Las lágrimas corrían por mis mejillas, silenciosas, como gotas heladas que corroían el alma. Me ahogaba en ellas, suplicándole que no me tocara, que no me hiciera daño.
–Por favor, perdóname, —mi voz temblaba como la de una niña asustada. – No lo volveré a hacer. Haré todo lo que quieras… Solo no me pegues.
Esas palabras, como un eco distorsionado, volvían a mí desde la infancia. ¿Cuántas veces las había pronunciado, escondiéndome de la realidad? Los recuerdos llenaban mi cabeza como una niebla, mezclándose con el presente. Mi abuela… Por alguna razón, la recordé en ese momento. Recordé cómo me cubría con una manta cuando era muy pequeña. Cómo soñaba entonces que algún día todo cambiaría, que crecería y nadie más podría hacerme daño. Soñaba con tener algún día un hogar donde me amaran, donde nadie gritara ni levantara la mano. Pero en lugar de eso, mi vida se había convertido en una pesadilla.
–Haré todo lo que digas, —esas palabras salieron nuevamente de mis labios. Parecía que había perdido la capacidad de sentir algo que no fuera miedo.
Estaba tirada en la alfombra, con la cara enterrada en la suave textura, escuchando sus pasos acercándose. Lázarev se inclinó hacia mí, y sentí cómo el aire a mi alrededor se volvía más denso. Estaba descontento. Cerré los ojos, esperando el golpe, preparándome para el dolor que inevitablemente vendría. Ahora sus manos me agarrarían por los hombros o por el cabello, me presionarían contra el suelo, y no podría seguir luchando. No quería volver a sentir ese terror. No quería pasar por ese momento de nuevo, pero mi cuerpo se preparaba para el dolor como si fuera una realidad inevitable.
Pero… el golpe no llegó. En lugar de eso, sentí cómo me sujetaba suavemente, sus manos acariciando mi cabello, como si intentara calmarme.
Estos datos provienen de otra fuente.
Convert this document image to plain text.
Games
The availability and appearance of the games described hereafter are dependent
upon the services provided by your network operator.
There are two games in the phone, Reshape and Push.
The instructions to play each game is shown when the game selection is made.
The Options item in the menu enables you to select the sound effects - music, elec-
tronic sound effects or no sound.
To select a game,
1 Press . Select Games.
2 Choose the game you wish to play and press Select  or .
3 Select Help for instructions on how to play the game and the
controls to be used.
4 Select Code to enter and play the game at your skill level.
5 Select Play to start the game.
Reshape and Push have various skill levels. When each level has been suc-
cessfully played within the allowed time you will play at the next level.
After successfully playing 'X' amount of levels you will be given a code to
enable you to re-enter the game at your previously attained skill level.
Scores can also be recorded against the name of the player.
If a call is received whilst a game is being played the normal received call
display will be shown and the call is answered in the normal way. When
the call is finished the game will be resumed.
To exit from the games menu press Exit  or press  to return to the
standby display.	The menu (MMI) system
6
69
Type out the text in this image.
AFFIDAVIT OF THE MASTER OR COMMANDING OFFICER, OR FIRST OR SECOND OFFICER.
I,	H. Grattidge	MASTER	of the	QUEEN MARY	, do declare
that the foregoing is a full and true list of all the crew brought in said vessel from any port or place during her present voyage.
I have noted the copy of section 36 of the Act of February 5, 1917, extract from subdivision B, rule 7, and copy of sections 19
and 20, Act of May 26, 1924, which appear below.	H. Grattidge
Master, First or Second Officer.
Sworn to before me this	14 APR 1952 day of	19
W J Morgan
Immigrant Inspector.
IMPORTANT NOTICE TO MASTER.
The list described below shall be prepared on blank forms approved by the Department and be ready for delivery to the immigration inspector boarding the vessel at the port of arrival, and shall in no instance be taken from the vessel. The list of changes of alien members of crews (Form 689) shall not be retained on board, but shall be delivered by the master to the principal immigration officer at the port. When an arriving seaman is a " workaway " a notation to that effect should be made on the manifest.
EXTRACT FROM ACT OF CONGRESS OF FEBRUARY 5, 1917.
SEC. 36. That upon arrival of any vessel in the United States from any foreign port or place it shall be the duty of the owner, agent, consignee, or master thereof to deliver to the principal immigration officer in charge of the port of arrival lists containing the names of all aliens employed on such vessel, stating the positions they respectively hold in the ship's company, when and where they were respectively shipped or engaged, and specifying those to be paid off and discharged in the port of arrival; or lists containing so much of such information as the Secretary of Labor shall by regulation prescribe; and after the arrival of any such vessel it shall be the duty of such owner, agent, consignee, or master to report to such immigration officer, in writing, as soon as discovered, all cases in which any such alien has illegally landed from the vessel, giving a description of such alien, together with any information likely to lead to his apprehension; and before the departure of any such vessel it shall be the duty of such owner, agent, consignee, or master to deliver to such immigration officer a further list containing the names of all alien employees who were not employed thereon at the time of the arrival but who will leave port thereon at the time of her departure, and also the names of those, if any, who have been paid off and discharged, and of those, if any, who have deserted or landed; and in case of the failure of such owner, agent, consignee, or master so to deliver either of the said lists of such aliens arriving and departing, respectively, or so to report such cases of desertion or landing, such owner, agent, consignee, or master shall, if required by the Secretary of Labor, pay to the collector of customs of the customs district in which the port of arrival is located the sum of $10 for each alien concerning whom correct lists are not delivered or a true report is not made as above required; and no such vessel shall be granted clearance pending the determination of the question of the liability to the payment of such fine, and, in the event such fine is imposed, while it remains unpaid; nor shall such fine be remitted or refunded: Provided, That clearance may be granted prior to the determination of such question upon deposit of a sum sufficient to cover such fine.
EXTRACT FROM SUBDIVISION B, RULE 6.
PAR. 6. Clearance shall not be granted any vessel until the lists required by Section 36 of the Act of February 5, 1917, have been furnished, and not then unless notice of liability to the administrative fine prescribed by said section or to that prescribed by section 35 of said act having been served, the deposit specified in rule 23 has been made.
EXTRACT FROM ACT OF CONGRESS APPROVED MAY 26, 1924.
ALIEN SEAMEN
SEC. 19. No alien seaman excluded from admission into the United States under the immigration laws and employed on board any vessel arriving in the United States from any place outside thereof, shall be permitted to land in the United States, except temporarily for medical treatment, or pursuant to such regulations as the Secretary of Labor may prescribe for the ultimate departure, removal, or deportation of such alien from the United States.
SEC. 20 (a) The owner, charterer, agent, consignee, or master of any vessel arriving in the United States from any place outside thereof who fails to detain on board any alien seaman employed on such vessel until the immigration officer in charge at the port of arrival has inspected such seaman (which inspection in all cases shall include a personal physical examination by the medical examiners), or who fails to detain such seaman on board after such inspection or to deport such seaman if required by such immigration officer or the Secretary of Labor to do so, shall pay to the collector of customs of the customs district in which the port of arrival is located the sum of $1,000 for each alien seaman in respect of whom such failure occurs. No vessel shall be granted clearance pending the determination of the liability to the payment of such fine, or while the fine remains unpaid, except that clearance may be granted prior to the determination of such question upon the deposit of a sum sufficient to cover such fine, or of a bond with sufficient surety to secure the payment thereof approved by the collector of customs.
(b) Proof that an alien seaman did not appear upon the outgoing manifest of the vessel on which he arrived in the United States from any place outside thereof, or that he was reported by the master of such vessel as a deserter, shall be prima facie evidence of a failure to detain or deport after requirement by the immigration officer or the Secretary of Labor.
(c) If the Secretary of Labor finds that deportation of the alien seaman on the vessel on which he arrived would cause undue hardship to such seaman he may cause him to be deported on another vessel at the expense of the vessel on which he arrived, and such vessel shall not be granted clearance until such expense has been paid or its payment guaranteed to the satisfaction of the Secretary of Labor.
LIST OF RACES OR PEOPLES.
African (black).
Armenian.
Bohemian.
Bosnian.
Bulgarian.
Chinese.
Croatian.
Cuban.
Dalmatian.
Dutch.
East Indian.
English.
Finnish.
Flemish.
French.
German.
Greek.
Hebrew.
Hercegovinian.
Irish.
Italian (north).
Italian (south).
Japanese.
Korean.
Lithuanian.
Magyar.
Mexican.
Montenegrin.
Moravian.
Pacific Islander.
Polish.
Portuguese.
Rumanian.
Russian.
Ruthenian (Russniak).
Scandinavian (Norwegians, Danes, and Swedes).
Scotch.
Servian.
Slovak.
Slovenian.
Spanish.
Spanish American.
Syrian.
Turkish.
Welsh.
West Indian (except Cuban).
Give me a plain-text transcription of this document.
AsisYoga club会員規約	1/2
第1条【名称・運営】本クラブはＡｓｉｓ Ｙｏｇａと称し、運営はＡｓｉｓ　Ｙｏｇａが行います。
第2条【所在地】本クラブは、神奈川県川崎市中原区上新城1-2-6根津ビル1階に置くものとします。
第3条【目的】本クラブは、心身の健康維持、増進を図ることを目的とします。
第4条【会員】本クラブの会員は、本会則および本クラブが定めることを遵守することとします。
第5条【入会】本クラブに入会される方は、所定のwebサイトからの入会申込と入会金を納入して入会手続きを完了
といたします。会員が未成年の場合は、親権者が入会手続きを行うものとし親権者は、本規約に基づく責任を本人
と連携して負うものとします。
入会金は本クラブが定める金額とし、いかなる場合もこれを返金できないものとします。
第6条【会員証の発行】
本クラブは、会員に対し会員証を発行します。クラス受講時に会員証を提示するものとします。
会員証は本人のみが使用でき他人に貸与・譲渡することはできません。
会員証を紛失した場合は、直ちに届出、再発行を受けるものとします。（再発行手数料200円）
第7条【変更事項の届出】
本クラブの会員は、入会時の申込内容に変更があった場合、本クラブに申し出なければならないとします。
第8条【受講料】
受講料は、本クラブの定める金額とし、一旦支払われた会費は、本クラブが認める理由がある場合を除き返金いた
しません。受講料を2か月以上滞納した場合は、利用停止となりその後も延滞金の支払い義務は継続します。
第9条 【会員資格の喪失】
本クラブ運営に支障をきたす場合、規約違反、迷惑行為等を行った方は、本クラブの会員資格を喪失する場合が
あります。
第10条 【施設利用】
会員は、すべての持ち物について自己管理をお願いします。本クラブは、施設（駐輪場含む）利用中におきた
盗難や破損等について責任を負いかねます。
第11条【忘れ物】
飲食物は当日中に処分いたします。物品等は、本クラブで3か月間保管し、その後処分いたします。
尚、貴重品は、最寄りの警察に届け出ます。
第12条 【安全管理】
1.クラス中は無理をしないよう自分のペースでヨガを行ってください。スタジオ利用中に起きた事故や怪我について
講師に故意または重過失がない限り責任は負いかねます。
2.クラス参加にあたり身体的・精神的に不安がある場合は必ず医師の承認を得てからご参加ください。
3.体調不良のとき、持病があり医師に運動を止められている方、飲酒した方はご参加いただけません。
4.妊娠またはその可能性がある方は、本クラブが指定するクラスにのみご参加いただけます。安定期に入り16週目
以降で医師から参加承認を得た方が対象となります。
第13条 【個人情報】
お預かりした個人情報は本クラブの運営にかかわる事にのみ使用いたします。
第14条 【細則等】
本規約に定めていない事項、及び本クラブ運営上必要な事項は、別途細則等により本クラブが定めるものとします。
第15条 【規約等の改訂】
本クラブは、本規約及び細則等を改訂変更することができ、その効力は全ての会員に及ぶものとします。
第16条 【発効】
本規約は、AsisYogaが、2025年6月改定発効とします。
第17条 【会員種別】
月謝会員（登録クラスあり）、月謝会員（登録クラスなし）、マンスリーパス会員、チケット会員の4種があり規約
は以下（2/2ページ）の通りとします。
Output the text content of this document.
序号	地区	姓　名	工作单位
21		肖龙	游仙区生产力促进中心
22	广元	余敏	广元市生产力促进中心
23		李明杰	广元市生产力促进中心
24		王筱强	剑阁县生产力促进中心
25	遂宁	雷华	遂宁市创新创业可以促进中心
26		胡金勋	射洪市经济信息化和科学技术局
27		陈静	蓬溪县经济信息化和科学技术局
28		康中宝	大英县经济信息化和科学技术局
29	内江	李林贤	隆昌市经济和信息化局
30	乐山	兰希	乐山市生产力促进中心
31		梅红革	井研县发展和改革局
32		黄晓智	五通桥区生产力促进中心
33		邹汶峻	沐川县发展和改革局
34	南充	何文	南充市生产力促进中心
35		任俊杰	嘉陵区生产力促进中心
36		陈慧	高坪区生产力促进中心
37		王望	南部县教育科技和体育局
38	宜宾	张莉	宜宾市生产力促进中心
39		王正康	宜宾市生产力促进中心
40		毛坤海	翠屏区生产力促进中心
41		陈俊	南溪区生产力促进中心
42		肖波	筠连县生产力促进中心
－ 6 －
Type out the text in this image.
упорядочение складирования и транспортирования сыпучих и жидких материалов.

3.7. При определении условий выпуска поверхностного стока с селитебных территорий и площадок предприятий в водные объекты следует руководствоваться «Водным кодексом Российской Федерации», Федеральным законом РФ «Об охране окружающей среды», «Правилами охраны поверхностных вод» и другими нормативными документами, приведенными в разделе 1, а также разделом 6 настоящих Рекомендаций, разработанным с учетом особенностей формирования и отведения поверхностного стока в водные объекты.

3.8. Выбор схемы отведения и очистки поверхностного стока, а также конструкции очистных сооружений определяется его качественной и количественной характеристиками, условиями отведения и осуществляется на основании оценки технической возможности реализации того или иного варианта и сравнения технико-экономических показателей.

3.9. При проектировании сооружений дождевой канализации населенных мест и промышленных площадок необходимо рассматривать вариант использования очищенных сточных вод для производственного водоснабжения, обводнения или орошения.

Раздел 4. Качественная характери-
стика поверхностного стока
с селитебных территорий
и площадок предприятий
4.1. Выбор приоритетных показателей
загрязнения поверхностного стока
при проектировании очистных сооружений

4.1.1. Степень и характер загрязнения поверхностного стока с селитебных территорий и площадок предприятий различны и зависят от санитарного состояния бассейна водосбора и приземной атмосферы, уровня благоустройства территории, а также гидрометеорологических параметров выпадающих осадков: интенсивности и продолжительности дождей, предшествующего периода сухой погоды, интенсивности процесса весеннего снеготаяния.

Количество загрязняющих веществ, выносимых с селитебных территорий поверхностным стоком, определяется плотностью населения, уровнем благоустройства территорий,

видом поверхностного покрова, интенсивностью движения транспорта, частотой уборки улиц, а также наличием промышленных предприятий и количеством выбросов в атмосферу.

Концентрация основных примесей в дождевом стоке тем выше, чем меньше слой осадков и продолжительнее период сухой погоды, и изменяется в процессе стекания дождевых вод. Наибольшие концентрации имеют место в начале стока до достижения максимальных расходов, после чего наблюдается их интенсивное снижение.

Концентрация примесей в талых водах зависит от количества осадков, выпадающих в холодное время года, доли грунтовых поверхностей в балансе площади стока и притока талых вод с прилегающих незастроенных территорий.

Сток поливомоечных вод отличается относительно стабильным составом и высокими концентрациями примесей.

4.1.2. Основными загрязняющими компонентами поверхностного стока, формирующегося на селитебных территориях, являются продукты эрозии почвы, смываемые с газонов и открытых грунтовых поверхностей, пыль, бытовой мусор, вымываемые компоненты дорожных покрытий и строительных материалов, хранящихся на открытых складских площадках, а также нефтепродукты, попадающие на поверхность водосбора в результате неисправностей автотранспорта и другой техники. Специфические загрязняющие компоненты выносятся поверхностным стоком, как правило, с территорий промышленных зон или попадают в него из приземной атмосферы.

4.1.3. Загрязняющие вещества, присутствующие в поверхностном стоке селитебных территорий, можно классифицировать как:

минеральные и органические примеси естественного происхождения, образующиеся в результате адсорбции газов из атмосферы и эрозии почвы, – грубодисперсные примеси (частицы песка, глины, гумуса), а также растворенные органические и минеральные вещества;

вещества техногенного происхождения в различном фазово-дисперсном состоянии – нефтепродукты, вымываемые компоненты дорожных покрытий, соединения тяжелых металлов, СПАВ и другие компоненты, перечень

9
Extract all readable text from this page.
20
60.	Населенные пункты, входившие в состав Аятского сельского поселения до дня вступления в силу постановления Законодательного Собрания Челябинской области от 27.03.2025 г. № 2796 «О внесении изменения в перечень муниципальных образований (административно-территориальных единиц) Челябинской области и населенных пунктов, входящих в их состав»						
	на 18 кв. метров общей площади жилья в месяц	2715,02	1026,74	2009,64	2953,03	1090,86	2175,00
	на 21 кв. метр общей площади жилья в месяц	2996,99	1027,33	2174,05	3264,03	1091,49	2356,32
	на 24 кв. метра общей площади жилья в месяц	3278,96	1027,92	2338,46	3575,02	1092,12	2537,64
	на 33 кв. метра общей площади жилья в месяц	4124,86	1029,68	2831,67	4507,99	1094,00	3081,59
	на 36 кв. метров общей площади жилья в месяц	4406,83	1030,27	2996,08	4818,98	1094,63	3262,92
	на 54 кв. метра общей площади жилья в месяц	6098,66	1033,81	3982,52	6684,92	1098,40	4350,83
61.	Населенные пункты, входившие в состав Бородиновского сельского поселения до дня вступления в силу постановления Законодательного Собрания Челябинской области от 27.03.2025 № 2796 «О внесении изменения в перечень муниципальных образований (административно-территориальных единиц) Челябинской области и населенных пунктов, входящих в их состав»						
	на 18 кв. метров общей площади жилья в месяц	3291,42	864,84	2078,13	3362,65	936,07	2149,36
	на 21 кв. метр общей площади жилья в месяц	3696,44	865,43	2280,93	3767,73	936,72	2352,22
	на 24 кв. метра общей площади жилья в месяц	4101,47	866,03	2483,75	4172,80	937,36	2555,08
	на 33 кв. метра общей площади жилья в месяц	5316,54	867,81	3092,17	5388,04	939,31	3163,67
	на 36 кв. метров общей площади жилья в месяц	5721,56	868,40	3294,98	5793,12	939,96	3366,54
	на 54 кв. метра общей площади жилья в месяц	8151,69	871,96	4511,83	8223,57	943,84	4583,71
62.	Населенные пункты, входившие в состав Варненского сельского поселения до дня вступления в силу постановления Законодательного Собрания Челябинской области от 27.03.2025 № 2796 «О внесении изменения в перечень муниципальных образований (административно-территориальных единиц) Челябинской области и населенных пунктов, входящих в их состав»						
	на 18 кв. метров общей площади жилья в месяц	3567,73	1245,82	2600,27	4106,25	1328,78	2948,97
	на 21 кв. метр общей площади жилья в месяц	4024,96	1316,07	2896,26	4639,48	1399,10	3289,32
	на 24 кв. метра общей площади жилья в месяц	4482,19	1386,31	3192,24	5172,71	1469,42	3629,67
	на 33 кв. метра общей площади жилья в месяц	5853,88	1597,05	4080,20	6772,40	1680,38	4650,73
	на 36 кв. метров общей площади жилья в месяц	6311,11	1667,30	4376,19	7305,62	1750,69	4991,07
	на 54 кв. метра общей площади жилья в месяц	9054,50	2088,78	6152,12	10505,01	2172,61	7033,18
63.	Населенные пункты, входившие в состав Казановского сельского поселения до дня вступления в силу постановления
La voz de Lázarev sonaba apagada, pero no podía distinguir sus palabras entre mis sollozos. Algo cálido y suave recorrió mi cuerpo, pero no podía permitirme relajarme. Todavía esperaba que todo esto fuera solo una trampa, que tras esta ternura hubiera un nuevo dolor.
En ese momento, sentí un ligero pinchazo en el hombro. Probablemente fue Natasha, pero no la vi, solo sentí cómo mi cuerpo empezaba a volverse pesado, agotado. Era como si alguien presionara suavemente mi mente, obligándola a calmarse. El miedo comenzó a disolverse lentamente junto con mis fuerzas.
Lázarev me levantó del suelo con cuidado, como si fuera una niña pequeña, y me acostó de nuevo en la cama. Me cubrió con una manta, ajustándola a los lados con tanto cuidado como lo hacía mi abuela cuando era pequeña. Eso me provocó una sensación extraña. Me sentía protegida, pero esa protección era tan desconocida que no podía permitirme relajarme por completo.